Even one of the two last 16 first leg thumpings last season in Paris as PSG beat Barcelona 4-0 still maintained some interest as it meant the Catalans had to take the game to the Parisians with all their attacking talent, and it made for one of the most incredible games of Champions League football ever. The prospect of Besiktas, Basel or Porto doing the same doesn’t quite hold the same excitement (no offence, guys).


So why are Europe’s big boys so far ahead of the underdogs this season? Basel have been Swiss Super League champions for the past seven years straight, although sit second behind surprise package Young Boys this season, Porto lead the Portuguese Super Liga while Besiktas have taken the Turkish Super Lig title for the past two seasons but sit fourth this year, five points off İstanbul Başakşehir – the Leicester of Turkey.

All competent teams, although perhaps the strains of more competitive domestic leagues than usual have taken their toll on European performances. Even so, none will have expected to lose their last 16 first legs so heavily, eradicating any chance of progressing.

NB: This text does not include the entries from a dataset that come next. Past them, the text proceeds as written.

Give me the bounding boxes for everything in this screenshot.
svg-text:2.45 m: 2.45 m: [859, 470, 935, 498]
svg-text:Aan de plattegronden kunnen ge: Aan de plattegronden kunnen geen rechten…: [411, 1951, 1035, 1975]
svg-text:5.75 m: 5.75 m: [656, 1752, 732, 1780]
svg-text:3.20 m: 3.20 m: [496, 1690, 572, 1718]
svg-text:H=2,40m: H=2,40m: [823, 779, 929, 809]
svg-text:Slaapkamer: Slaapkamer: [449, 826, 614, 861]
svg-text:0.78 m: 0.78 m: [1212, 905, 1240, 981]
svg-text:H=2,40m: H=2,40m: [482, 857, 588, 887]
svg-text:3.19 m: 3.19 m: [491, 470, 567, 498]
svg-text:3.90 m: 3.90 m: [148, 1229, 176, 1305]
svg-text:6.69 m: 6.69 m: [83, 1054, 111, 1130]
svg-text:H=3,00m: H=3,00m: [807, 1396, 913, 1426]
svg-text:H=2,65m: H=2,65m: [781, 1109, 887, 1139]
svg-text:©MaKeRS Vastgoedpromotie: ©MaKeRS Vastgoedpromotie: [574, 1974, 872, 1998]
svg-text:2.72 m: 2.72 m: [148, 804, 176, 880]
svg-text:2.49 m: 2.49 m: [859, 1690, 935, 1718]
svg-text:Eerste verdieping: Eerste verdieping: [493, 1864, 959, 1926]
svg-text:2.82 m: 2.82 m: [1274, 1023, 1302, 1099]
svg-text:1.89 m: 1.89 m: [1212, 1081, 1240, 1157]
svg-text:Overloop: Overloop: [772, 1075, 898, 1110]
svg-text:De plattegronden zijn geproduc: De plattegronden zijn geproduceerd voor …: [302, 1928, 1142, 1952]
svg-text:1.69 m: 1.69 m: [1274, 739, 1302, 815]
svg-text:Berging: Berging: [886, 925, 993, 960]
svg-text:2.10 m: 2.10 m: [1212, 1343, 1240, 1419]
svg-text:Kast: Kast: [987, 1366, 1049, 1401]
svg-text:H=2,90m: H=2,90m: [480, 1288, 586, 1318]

Are the strong getting stronger or the weak getting weaker? Or is the spending gap between the top and the bottom finally making a difference? Man City, Liverpool and Bayern spent a collective £500million on transfers this season, enough to run Porto, Besiktas and Basel for a year and then some. Those three spent around £16m on transfers, by the way, enough to pay for Virgil van Dijk’s finger nails.

It leaves Sevilla, who lost to Leicester in last season’s second round, and Shakhtar Donetsk with the task of representing the little guys in the competition and keeping the underdogs flag flying into the quarter final. If they lose to Manchester United and Roma heavily on Wednesday night the competition will have already lost any potential fairytales before the quarter-finals have even arrived.